С одной стороны, такое положение дел отбирает у науки часть уверенности в адекватности создаваемой ею картины истинному устройству мира. Но с другой — дает ученому гораздо больше свободы в творении собственной картины, или, можно сказать, собственного мира. По меткому замечанию Стива Фуллера[18], атеизм ученого XIX века опирался в основном на веру, что когда-нибудь будет построена универсальная картина мира, в которой все явления объясняются без учета потусторонней воли, с исключением из нее Бога. Теперь ученый захватывает божественные функции, и его атеизм совсем другой природы: отрицая существование бога, он элиминирует соперника.
Люди как боги
Взаимоотношения ученых и философов в XX веке совсем не такие идиллические, как в XIX столетии. Один из крупнейших российских физиков-теоретиков Л. б. Окунь прямо назвал Томаса Куна врагом науки. Один из крупнейших американских физиков-теоретиков, нобелевский лауреат Стивен Вейнберг, посвятил «бесплодности философии» целую главу в одной из своих популярных книг, противопоставляя ее «непостижимую неэффективность» (unreasonable ineffectiveness) «непостижимой эффективности» (unreasonable effectiveness) математики. Некоторые недовольные образом науки в трудах философов ученые делали попытки построения собственных философских систем. По большей части эти системы строились в стиле философии отказа от философствования или следовали позитивистским схемам XIX столетия.
Среди наиболее эффектных опытов первого рода — предпринятый американским физиком Аленом Сокалом. Он опубликовал в известном философском журнале статью под вымышленным именем, которая, по его утверждениям, не имела никакого смысла, хотя некоторые использованные в ней речевые обороты и типичные фразы были заимствованы из сочинений современных французских философов. После того как статья вызвала весьма позитивную реакцию среди читателей, Сокал дезавуировал ее. Но дело этим не ограничилось: вместе с ней он дезавуировал и всю систему, частью которой она претендовала быть. Аргументация сводилась к следующему. Сокал не знает, есть ли смысл в статьях, которые пишут философы, но его рабочая гипотеза заключается в том, что смысла в них нет. Он проверяет свою гипотезу экспериментально: его статья написана в соответствии с некоторыми интуитивно угаданными правилами, и при этом она заведомо лишена смысла. Эксперимент оказался удачным, поскольку члены того же сообщества признали ее достойной частью системы. Следовательно, исходная гипотеза истинна.
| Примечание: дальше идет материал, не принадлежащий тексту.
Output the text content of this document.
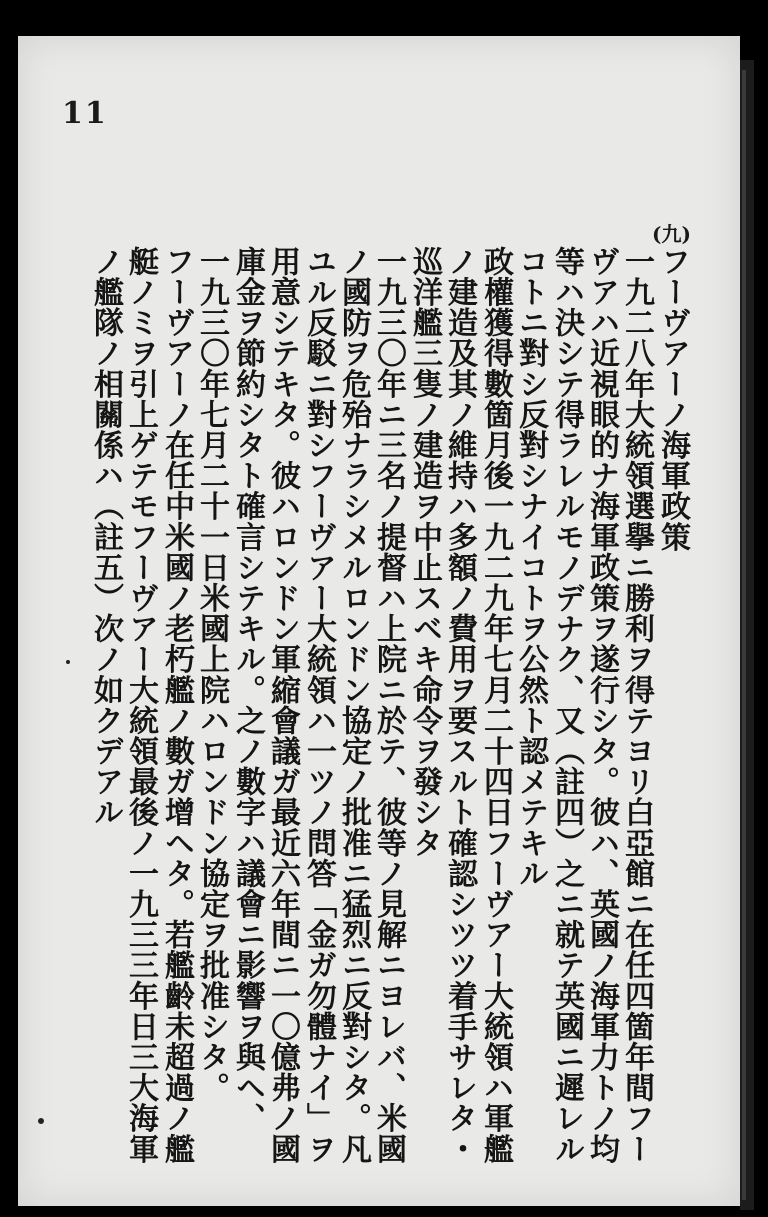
11
(九)
フーヴアーノ海軍政策
一九二八年大統領選擧ニ勝利ヲ得テヨリ白亞館ニ在任四箇年間フー
ヴアハ近視眼的ナ海軍政策ヲ遂行シタ。彼ハ、英國ノ海軍力トノ均
等ハ決シテ得ラレルモノデナク、又（註四）之ニ就テ英國ニ遲レル
コトニ對シ反對シナイコトヲ公然ト認メテキル
政權獲得數箇月後一九二九年七月二十四日フーヴアー大統領ハ軍艦
ノ建造及其ノ維持ハ多額ノ費用ヲ要スルト確認シツツ着手サレタ・
巡洋艦三隻ノ建造ヲ中止スベキ命令ヲ發シタ
一九三〇年ニ三名ノ提督ハ上院ニ於テ、彼等ノ見解ニヨレバ、米國
ノ國防ヲ危殆ナラシメルロンドン協定ノ批准ニ猛烈ニ反對シタ。凡
ユル反駁ニ對シフーヴアー大統領ハ一ツノ問答「金ガ勿體ナイ」ヲ
用意シテキタ。彼ハロンドン軍縮會議ガ最近六年間ニ一〇億弗ノ國
庫金ヲ節約シタト確言シテキル。之ノ數字ハ議會ニ影響ヲ與ヘ、
一九三〇年七月二十一日米國上院ハロンドン協定ヲ批准シタ。
フーヴアーノ在任中米國ノ老朽艦ノ數ガ增ヘタ。若艦齡未超過ノ艦
艇ノミヲ引上ゲテモフーヴアー大統領最後ノ一九三三年日三大海軍
ノ艦隊ノ相關係ハ（註五）次ノ如クデアル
Разумеется, философам было что на это возразить. В частности, что сочинение Сокала оказалось совсем не таким бессмысленным, как он утверждал. Составляя свой текст, он должен был следовать определенным правилам синтаксиса, а из него непроизвольно родилась определенная семантика. В любом случае отличие философского текста от научного в том, что значительная часть смысла рождается в процессе чтения и интерпретации его читателем, и для огромного множества людей совершенно бессмысленными кажутся тексты Канта или Гегеля.
Но примем вывод Сокала. Что из него следует? Сама по себе бессмысленность большинства статей в философских журналах еще ничего не доказывает — примерно в те же времена, когда разворачивалась дискуссия, то есть в середине 1990-х, один из крупнейших российских математиков В. И. Арнольд говорил, что 80 % публикаций в математических журналах либо не содержат нового результата вообще, либо содержат, но такой незначительный, что писать ради него целую статью совершенно не стоило. Несколько позже, уже в 2000-е, появились наукометрические публикации относительно медицинских журналов. Там примерно то же значение в 80 % появлялось уже как результат строгих статистических исследований. Об отсутствии нового содержания в большинстве публикаций по теоретической физике писал в своей недавней книге «Неприятности с физикой: взлет теории струн, упадок науки и что за этим следует» (2006) американский физик-теоретик Ли Смолин.
Оставляя в стороне социологический анализ причин, по которым результативность научного труда к концу XX века стала столь невысокой, мы должны признать, что сама по себе эта низкая результативность еще не повод отрицать все колоссальные достижения физики, медицины и математики последних десятилетий. Тем не менее растущее напряжение в отношениях ученых и философов — важный и надежный индикатор растущего напряжения между наукой и культурой.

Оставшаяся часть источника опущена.